The Freud Museum presents 'Les Paris sont Ouverts', a group exhibition which brings together seven international artists, some of whom are showing for the first time in the UK. All the artists in the exhibition explore issues of sexuality and desire, inclusion and exclusion, repression and trauma in a way that challenges everyday thinking and proposes alternative modes of thinking about the self and 'the other'. The exhibition is curated by artist Caroline May.

The title of the exhibition can be literally translated to the 'bets are open'. A loose translation suggests that 'everything is possible, anything can happen'. It is this idea of openness and possibility, in relation to gender and sexuality that this exhibition is addressing.

A tribute to the oeuvre of Claude Cahun, the title of the show comes from one of her essays, originally published in 1934. Throughout her life and practice, Claude Cahun (1894-1954), an artist, poet and activist has challenged established notions of sexuality and gender. Well ahead of her time, her androgynous self-portraits contest to a radical way of thinking about sexuality and gender as well as the understanding of photography as a documentation of reality. It is in this light that Linder’s work is included in the exhibition: an artist who has subverted social expectations of femininity and gender specificity for more than three decades through her active involvement in the punk movement and through her reactionary gestures and performances.
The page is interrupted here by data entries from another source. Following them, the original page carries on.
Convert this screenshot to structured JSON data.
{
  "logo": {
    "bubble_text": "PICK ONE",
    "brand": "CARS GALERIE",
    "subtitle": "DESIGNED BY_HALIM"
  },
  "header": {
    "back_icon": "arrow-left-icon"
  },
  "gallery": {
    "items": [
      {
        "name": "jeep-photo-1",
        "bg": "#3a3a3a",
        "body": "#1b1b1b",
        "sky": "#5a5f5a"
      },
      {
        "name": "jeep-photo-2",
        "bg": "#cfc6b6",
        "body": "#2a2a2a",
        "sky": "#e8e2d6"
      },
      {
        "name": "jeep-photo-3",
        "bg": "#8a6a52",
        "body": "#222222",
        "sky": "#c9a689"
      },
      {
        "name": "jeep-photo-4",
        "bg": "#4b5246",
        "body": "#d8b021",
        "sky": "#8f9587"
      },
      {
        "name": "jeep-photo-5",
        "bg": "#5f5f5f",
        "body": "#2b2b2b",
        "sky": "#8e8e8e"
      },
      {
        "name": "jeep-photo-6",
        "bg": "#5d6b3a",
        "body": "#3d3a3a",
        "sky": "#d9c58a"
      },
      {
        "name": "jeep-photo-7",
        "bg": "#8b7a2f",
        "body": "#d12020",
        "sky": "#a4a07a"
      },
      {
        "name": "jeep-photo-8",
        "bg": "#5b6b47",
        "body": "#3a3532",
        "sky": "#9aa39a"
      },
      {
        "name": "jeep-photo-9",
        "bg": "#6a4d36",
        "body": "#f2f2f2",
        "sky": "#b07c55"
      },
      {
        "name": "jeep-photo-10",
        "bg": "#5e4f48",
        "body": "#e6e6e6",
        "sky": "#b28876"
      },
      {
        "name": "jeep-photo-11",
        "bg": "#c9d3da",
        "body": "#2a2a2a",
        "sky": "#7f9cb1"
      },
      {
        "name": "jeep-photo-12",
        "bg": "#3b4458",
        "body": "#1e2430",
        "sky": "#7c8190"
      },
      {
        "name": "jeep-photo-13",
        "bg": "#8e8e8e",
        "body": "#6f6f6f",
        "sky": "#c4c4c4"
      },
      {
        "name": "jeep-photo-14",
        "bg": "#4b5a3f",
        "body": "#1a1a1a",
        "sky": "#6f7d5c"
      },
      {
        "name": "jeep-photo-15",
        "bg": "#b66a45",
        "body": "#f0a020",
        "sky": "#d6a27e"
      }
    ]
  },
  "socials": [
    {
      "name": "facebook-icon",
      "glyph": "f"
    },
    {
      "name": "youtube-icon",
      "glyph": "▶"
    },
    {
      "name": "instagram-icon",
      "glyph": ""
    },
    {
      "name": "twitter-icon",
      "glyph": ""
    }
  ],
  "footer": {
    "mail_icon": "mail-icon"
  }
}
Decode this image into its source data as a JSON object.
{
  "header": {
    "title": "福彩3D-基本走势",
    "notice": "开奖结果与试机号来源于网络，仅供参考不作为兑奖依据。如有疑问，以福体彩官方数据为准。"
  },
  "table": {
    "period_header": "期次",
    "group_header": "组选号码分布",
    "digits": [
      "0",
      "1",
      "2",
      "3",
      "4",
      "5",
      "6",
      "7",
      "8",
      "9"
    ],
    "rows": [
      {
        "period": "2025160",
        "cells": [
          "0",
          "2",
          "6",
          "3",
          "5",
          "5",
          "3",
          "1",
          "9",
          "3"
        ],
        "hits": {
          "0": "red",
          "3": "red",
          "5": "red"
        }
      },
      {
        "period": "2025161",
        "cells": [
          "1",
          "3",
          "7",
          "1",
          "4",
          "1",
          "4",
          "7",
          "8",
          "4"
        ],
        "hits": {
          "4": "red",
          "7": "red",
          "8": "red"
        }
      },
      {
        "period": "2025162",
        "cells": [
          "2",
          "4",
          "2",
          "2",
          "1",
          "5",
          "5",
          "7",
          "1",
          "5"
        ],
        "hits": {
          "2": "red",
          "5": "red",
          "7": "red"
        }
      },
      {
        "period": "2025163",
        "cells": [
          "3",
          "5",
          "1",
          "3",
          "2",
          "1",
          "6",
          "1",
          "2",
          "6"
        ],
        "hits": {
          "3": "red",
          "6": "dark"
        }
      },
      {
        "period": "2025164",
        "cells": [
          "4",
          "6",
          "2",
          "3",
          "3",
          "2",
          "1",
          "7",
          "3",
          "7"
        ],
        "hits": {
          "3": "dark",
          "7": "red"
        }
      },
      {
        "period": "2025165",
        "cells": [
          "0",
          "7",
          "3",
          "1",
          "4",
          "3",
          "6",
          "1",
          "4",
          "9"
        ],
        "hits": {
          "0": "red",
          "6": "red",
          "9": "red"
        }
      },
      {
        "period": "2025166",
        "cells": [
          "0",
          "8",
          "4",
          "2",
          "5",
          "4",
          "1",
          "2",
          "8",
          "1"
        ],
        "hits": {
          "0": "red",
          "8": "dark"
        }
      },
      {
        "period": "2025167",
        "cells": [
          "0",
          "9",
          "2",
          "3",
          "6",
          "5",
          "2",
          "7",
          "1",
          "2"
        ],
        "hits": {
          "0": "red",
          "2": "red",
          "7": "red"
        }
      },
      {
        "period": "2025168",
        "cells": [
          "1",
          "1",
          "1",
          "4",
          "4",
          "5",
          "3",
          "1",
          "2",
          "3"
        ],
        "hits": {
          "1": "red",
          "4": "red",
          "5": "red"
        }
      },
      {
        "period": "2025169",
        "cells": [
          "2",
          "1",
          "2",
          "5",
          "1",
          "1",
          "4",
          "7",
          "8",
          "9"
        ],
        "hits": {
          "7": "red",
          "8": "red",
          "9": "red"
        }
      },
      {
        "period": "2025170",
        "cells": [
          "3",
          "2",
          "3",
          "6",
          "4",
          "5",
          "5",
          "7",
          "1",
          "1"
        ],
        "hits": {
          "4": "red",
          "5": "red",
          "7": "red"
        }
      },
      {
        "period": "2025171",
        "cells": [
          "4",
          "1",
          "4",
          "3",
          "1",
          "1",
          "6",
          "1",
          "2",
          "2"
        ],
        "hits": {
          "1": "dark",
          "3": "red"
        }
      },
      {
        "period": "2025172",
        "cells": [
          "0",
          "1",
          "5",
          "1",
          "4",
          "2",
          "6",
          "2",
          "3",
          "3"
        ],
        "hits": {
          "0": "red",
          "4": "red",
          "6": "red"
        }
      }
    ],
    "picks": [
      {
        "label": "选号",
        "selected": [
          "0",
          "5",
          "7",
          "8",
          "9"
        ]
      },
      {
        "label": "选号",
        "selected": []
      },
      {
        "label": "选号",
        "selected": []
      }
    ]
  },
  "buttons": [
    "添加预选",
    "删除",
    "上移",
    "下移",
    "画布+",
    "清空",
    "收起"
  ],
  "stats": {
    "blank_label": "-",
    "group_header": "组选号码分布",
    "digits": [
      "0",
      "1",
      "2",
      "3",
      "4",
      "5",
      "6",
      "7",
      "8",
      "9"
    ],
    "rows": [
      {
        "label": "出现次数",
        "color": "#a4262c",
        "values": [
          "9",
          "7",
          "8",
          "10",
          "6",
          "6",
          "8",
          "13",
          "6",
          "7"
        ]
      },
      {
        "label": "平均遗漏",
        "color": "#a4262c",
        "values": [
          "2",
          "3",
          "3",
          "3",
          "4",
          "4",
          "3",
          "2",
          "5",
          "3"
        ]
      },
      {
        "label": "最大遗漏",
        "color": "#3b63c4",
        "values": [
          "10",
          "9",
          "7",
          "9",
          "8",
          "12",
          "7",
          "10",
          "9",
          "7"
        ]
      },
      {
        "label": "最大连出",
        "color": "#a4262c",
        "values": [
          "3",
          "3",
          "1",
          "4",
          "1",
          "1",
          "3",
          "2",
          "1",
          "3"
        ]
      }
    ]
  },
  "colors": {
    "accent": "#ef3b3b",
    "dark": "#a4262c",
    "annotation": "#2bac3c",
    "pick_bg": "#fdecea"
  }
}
Linder's playful collages have often appropriated pornographic imagery questioning the expansive commodification of the female body. Paul P. paints men as heightened objects of desire; his source of inspiration includes gay pornography, which through his eyes is a vehicle for gay desire. More confrontational, the portraits of women that Eve Fowler photographs have a startling directness. The photographs of the LA queer community, also her own community, are unapologetic portraits of a diverse and underrepresented group that reclaims public space for visibility.

Following her parents death, Maria Finn came across a series of photographs of her father in drag. These found images deconstruct the father figure and convey the child's awkwardness to accept its parent as a sexual being. Sharon Kivland has paid her teenage son to copy indexical references to mother-son relations as reported in the works of Sigmund Freud. He has written them in pen and ink on the pages of old French school exercise books, line after line, as though it were a punishment. Kivland's work in the exhibition underlines the imposing authority of the parent on the child. Both artists works explore the complexity of family relations and trauma.

Dimitris Dokatzis’s work offers a fragmented portrait of self. His sculpture and photographs reflect the fracturing of self with an air of mourning and loss. Jeff Ono’s fluid abstract sculpture, using low-tech materials and made specifically for the exhibition, reinstates the faith in the shape of things to come.